Some notably good riders from the membership of the past were Nino Bibbia, Italy; Giorgio Jegher, Jack Heaton, USA; and Billy Fiske, USA (the first American pilot killed in World War II as a volunteer in the "Millionaire Squadron"). In 1955 the then 71-year-old Lord Brabazon won the Cresta Run Coronation Cup at an average speed of 71 km/h.

Among the best riders in recent years: eight times Grand National winner was Swiss Franco Gansser, fifteen times Grand National winner Lord Wrottesley finished fourth at the 2002 Olympic Winter Games and was the top record holder (49.92 in 2015), former Junction record holder Johannes Badrutt (41.02 in 1999), and current Junction record holder is German Magnus Eger (40.94 in 2017). Marcel Melcher was the youngest ever winner (aged 19, in 1979) of the Grand National.

Wing Commander Andy Green is the RAF's team captain for the Cresta Run. Green is an established driver of land speed record cars, and holds the current land speed record which he achieved in Thrust SSC. He was also the driver for the Bloodhound LSR land speed record attempt until stepping down in November 2023.

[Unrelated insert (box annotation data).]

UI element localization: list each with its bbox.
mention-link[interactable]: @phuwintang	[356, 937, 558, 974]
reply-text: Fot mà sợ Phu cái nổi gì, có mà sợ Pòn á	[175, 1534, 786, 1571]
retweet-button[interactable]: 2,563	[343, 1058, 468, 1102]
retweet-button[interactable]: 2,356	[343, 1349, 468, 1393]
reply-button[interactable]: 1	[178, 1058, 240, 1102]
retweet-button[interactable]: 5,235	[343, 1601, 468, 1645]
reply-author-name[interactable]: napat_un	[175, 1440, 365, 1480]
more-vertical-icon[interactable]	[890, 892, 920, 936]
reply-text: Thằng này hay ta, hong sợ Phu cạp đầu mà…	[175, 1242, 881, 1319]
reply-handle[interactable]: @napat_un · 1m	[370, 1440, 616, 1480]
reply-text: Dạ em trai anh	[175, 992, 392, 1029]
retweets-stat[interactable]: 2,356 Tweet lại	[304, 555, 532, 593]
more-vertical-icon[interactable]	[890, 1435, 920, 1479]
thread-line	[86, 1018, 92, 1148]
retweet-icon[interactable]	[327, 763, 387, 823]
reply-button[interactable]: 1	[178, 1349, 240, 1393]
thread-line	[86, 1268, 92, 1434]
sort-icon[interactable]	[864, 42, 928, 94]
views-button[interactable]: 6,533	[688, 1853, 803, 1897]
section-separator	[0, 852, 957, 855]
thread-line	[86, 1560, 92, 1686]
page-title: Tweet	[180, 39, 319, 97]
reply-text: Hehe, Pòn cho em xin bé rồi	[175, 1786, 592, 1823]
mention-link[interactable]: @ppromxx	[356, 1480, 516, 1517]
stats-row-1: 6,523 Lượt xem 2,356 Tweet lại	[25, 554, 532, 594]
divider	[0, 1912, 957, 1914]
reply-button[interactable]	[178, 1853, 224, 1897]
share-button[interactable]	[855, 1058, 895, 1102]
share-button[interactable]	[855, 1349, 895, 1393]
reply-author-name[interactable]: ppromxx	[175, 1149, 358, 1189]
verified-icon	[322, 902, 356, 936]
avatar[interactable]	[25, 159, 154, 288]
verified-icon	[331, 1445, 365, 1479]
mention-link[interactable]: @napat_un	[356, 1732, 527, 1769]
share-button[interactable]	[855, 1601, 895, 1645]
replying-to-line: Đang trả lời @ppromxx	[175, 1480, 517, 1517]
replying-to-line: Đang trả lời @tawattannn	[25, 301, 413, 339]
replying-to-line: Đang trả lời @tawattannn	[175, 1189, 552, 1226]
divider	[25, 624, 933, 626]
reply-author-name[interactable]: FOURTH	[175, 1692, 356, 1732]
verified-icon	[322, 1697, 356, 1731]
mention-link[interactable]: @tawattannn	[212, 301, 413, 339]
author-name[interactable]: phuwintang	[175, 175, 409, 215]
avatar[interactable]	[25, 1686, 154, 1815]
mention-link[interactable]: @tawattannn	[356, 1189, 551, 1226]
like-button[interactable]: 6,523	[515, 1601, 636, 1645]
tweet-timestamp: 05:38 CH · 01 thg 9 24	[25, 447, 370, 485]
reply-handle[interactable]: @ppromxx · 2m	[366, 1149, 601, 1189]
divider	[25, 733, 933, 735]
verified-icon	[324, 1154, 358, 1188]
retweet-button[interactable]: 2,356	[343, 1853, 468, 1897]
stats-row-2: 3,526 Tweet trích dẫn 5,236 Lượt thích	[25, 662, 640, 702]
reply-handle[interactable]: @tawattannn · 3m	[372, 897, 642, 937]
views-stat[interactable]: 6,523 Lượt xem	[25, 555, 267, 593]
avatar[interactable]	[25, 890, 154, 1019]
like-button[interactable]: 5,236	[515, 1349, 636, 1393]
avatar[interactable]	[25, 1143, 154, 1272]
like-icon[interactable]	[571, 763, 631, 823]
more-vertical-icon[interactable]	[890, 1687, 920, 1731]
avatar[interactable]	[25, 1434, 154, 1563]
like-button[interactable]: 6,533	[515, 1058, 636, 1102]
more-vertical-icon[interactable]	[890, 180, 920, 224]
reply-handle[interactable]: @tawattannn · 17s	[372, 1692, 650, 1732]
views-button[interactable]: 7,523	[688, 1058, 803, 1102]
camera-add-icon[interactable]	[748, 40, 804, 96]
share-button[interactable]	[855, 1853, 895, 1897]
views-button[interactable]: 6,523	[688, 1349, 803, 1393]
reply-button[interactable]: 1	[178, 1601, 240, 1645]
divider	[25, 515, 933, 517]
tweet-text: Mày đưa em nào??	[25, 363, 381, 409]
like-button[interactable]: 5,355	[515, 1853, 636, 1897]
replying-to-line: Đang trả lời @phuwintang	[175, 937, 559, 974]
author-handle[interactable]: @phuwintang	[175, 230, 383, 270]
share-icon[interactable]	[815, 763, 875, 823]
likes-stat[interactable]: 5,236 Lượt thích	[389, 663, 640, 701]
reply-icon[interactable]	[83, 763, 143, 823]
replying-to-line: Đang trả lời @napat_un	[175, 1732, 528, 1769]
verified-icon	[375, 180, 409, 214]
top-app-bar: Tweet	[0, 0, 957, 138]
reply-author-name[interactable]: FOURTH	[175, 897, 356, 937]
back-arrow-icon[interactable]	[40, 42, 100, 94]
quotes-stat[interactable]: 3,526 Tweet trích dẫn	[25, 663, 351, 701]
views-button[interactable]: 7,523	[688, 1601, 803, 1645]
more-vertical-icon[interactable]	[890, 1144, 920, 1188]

Baron Raunchy was reported to have had the slowest ride from Junction, with a time of 380 seconds.

==Women and the Cresta==

Women were not originally banned from the Cresta Run; for example, T. A. Cook records that, in 1895, various trials were made by women on the Cresta, testing different riding positions and different styles of toboggan—although at that time women riders were encouraged to use only the lower half of the course. Vera Barclay rode the Cresta Run from Top. She was followed by a young American man, Charles Lowe Boorum, Jnr., who said, "See you at the finish". Boorum started too fast and slid into Church Leap at such a speed that he crashed at the Shuttlecock, was hit by his toboggan and died from a fractured skull that evening.

From 1929 until December 2018 rules forbade women riders. In 2019 Carina Evans, of Britain, became the first woman to descend the Cresta Run from Top since the ban on women riders was lifted in 2018.

Towards the end of the season, there is a Ladies Event in which women compete from Junction by invitation only.